Mon intégration à la DRAC a été une évolution naturelle dans mon projet professionnel. Ce n’était pas un objectif précis dès le départ, mais au fil de mon parcours, cela s’est imposé comme une voie naturelle. Ayant envie d’allier formation et terrain, le poste s’est présenté et je n'ai pas hésité à poser ma candidature.
Qu’est-ce qui vous plaît dans le fonctionnement et les missions de la DRAC ? Qu’appréciez-vous particulièrement dans votre rôle au sein de cette structure ?
La variété des projets et l'opportunité de travailler avec des professionnels aux compétences diverses me fascinent. En tant que régisseuse, je peux jongler entre la rigueur technique, la coordination logistique et le travail en équipe. Naturellement, être au cœur des différents acteurs de la DRAC me permet d'avoir une vision globale et concrète de chaque projet.

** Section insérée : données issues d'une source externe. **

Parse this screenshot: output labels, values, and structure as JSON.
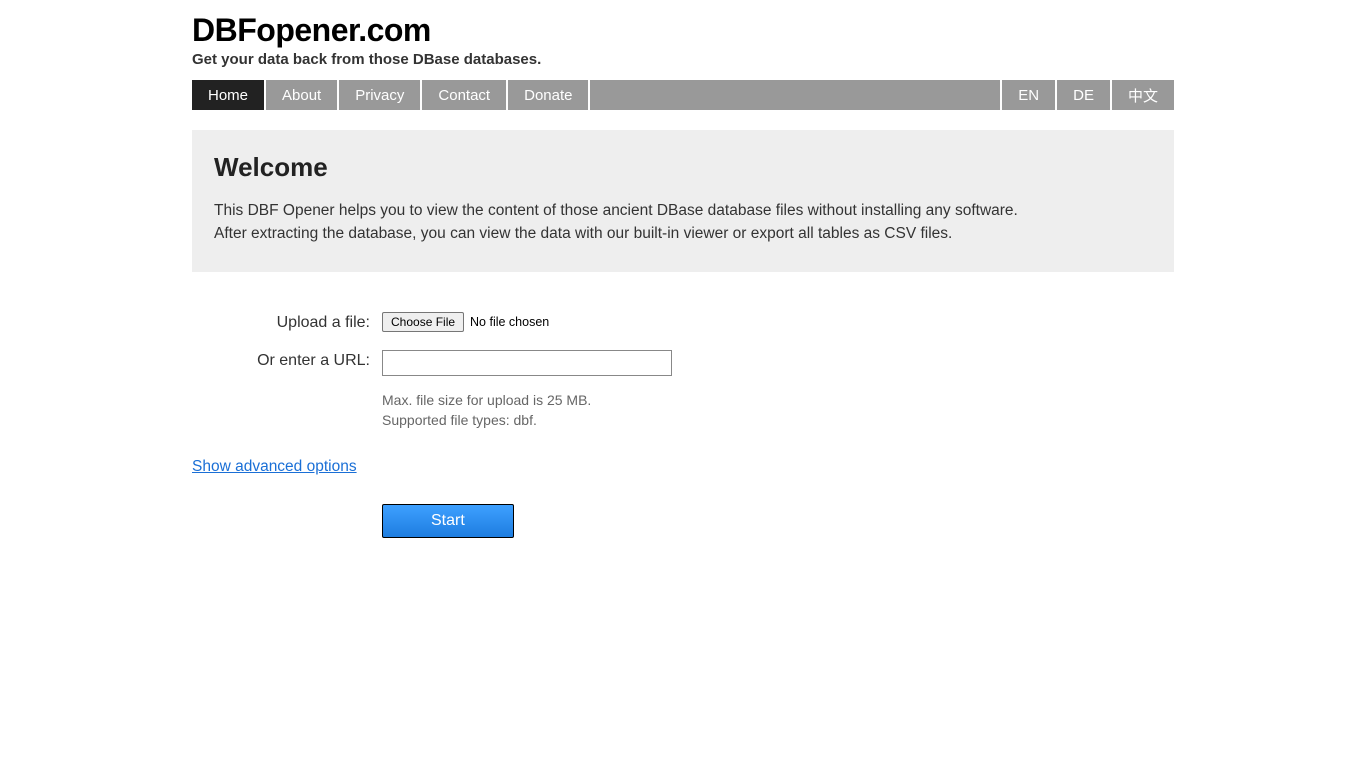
{
  "header": {
    "site_title": "DBFopener.com",
    "tagline": "Get your data back from those DBase databases."
  },
  "nav": {
    "items": [
      {
        "label": "Home",
        "active": true
      },
      {
        "label": "About",
        "active": false
      },
      {
        "label": "Privacy",
        "active": false
      },
      {
        "label": "Contact",
        "active": false
      },
      {
        "label": "Donate",
        "active": false
      }
    ],
    "languages": [
      {
        "label": "EN"
      },
      {
        "label": "DE"
      },
      {
        "label": "中文"
      }
    ]
  },
  "welcome": {
    "heading": "Welcome",
    "line1": "This DBF Opener helps you to view the content of those ancient DBase database files without installing any software.",
    "line2": "After extracting the database, you can view the data with our built-in viewer or export all tables as CSV files."
  },
  "form": {
    "upload_label": "Upload a file:",
    "choose_file": "Choose File",
    "no_file": "No file chosen",
    "url_label": "Or enter a URL:",
    "url_value": "",
    "hint_size": "Max. file size for upload is 25 MB.",
    "hint_types": "Supported file types: dbf.",
    "advanced_link": "Show advanced options",
    "start_button": "Start"
  }
}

Vous imaginiez-vous, à vos débuts, occuper un poste de régisseuse d’œuvres pour Notre-Dame de Paris ?
Je me rappelle très bien avoir appris la nouvelle de l'incendie pendant un cours de conservation préventive. Au-delà de l'aspect symbolique, ce jour-là, je n'osais pas imaginer que je pourrais un jour participer à un projet aussi emblématique que celui de Notre-Dame. Cependant, mon désir de bâtir une carrière enrichissante m'a conduit à la DRAC, et aujourd'hui, ce chantier représente pour moi mon plus grand accomplissement, tant sur le plan professionnel que personnel.
Pouvez-vous nous en dire plus sur votre formation et les étapes marquantes de votre parcours qui vous ont menée à ce métier ?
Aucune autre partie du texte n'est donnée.